138) So, are the parents still divorced? Cause I’m pretty sure the almost loss of both your children may be the push they needed to stay together.
139) “Stay together for survival…” Sure. Survival. Right.
140) T-Rex is still king of the jungle… never forget that!
Having seeing this movie multiple times now, I can safely say that I believe that Jurassic World can easily take the spot for best movie of 2015. It was filled with action, science, wonder, adventure, and DINOSAURS! Everything that makes a good movie great is in it. (And the Marvel fangirl in me even acknowledges that Age of Ultron takes a back seat in terms of fan satisfaction.)

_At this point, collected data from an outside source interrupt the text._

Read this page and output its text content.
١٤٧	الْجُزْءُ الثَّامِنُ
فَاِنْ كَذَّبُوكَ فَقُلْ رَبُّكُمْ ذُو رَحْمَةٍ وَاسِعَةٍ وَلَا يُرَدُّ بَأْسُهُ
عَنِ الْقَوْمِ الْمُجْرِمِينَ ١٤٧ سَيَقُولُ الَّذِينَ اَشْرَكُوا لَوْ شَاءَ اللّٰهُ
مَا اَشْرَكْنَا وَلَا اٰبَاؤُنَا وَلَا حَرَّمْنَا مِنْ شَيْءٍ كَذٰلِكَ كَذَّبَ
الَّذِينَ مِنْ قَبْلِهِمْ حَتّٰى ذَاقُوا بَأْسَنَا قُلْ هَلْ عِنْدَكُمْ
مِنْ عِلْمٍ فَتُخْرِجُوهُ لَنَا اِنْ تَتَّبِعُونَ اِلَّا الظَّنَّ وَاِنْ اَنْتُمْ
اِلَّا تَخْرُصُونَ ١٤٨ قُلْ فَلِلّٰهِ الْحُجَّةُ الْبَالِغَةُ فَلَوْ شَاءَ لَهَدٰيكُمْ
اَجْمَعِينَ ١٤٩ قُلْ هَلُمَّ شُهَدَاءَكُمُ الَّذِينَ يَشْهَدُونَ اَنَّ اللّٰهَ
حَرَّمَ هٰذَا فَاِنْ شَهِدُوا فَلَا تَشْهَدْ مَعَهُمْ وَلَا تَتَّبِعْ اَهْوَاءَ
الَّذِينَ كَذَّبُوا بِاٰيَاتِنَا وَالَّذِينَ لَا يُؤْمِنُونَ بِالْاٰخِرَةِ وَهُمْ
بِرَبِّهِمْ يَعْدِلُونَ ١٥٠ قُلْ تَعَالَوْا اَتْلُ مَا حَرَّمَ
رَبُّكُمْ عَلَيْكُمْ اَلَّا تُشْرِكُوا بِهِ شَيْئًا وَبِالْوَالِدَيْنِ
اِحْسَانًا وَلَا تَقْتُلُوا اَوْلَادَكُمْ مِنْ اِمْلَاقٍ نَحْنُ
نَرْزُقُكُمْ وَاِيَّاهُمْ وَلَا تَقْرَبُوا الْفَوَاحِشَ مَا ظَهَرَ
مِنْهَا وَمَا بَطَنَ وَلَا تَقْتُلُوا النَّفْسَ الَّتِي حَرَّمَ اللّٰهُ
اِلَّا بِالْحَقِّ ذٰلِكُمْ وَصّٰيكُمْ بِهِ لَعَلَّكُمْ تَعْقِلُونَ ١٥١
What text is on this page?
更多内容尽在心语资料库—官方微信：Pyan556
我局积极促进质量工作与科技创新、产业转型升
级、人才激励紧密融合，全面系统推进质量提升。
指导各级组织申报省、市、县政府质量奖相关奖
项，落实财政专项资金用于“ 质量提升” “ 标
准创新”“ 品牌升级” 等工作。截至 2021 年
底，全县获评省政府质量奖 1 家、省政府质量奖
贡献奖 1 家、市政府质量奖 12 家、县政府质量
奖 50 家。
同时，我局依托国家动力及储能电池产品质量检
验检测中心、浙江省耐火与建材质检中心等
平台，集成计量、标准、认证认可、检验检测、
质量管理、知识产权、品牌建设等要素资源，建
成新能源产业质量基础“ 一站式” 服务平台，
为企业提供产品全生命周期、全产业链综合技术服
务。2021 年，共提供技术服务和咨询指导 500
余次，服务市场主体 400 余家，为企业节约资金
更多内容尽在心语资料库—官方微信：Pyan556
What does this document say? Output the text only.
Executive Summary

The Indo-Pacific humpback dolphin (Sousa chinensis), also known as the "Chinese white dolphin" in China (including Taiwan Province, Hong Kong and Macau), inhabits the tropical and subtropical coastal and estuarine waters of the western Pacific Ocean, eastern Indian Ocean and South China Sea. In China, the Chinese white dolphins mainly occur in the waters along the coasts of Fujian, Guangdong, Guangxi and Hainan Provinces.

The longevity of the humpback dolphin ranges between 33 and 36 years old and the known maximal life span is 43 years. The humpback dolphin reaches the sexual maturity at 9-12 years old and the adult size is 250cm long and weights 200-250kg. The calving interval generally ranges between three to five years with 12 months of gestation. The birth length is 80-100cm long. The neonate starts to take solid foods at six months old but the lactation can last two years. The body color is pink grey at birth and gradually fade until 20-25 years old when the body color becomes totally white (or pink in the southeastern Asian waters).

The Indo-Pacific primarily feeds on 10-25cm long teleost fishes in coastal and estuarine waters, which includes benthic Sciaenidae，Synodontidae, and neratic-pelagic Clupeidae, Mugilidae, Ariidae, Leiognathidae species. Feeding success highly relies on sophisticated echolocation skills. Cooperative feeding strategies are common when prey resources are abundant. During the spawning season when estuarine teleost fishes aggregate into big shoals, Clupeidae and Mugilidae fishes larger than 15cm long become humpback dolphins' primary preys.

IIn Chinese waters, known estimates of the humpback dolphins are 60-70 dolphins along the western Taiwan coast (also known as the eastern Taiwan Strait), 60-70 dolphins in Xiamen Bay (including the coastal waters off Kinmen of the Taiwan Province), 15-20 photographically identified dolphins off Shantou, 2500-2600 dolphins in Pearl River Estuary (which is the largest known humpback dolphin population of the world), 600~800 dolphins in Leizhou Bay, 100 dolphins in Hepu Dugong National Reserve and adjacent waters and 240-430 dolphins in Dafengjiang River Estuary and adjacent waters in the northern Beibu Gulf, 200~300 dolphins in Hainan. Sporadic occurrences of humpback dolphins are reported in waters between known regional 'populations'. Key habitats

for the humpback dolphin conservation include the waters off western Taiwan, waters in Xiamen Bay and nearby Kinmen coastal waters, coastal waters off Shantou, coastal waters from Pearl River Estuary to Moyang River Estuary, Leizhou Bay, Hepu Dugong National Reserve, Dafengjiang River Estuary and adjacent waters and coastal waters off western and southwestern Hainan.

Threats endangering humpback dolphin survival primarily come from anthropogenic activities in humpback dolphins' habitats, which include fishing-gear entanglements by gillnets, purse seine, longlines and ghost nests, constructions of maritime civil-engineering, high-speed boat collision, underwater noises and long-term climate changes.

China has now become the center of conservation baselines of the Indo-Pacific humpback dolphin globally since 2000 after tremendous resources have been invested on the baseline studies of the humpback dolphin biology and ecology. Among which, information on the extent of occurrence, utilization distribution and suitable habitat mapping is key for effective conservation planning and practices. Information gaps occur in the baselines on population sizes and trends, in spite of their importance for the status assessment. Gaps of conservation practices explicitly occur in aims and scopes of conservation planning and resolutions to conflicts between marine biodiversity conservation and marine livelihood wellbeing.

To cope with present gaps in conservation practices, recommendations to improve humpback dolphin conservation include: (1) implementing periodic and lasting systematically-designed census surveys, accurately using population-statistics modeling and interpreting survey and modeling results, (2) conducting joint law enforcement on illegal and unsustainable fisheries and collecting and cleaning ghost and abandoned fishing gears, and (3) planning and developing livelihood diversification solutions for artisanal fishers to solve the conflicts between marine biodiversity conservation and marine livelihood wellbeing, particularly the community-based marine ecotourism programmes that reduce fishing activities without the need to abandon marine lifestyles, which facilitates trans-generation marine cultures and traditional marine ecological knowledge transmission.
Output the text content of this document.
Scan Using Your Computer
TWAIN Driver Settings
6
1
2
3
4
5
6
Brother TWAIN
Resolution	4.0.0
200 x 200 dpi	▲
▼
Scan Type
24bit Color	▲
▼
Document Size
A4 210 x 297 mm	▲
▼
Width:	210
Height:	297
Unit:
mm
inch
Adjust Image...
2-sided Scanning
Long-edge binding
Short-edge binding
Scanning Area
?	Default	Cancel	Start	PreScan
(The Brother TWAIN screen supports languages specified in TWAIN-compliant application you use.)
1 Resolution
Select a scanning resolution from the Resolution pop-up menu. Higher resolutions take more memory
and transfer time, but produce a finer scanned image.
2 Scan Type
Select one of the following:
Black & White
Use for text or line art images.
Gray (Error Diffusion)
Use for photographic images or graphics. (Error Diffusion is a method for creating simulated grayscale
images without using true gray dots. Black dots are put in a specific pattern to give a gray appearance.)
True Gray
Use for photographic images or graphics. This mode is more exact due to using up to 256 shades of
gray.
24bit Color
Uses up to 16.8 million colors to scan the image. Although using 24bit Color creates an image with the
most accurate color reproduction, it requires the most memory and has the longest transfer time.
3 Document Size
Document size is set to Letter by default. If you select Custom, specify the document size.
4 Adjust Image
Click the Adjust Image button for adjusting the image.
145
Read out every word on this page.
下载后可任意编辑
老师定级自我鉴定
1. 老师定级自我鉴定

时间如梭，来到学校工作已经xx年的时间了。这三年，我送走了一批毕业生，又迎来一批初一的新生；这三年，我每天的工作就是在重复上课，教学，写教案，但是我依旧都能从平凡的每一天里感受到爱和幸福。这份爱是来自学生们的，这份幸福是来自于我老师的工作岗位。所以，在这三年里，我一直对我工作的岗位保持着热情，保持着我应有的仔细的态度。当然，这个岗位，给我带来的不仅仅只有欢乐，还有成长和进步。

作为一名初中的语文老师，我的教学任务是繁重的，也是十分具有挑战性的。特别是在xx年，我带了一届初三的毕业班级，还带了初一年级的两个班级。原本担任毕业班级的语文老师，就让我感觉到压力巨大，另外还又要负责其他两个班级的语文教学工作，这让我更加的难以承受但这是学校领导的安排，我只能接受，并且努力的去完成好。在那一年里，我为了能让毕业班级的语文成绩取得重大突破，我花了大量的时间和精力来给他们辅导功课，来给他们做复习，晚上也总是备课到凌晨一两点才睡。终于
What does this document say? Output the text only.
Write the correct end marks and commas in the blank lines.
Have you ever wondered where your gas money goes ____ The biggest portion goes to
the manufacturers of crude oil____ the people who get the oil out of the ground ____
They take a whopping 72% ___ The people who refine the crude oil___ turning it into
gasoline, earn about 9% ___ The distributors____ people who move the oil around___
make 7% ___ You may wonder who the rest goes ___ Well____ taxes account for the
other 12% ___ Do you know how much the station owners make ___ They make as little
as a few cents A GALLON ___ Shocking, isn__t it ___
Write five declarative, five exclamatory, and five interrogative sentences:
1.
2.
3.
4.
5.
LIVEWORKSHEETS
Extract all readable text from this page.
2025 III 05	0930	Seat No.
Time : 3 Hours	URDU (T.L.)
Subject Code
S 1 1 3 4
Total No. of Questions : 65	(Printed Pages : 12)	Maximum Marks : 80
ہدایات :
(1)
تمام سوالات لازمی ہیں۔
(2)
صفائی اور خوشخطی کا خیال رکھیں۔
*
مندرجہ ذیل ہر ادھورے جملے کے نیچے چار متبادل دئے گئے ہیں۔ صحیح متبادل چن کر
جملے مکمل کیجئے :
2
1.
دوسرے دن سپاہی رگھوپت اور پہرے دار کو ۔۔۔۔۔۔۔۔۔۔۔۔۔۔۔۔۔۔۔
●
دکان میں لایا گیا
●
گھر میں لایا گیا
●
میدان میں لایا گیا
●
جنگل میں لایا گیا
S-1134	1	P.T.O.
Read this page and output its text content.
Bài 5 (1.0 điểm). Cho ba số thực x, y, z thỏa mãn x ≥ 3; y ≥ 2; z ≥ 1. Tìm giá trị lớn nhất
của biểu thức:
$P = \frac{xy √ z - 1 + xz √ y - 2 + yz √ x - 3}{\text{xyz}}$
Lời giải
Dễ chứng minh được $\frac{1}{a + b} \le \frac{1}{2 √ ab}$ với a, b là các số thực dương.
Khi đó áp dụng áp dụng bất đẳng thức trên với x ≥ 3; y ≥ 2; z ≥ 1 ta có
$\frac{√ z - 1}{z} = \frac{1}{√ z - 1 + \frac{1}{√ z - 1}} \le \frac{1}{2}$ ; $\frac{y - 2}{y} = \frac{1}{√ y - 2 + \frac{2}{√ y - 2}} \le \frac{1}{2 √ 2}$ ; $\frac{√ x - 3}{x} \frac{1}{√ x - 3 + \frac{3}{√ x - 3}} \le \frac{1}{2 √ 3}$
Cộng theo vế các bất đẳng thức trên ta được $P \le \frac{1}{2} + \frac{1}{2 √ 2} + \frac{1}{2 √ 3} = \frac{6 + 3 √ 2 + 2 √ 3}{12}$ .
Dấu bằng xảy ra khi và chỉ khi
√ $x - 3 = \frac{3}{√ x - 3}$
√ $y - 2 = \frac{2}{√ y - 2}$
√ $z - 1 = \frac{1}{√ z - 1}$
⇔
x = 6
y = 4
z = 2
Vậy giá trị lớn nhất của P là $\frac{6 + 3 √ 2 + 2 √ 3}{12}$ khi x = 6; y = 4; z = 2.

Already, JW has busted through box office records; making just shy of $550 million dollars worldwide, according to Box Office Mojo, and it is expected to reach even farther as it remains in theaters for the summer.
So, kudos to you, Jurassic World for your total domination in theaters. And thank you for bringing back part of my childhood, and making my late-20s a magical time again.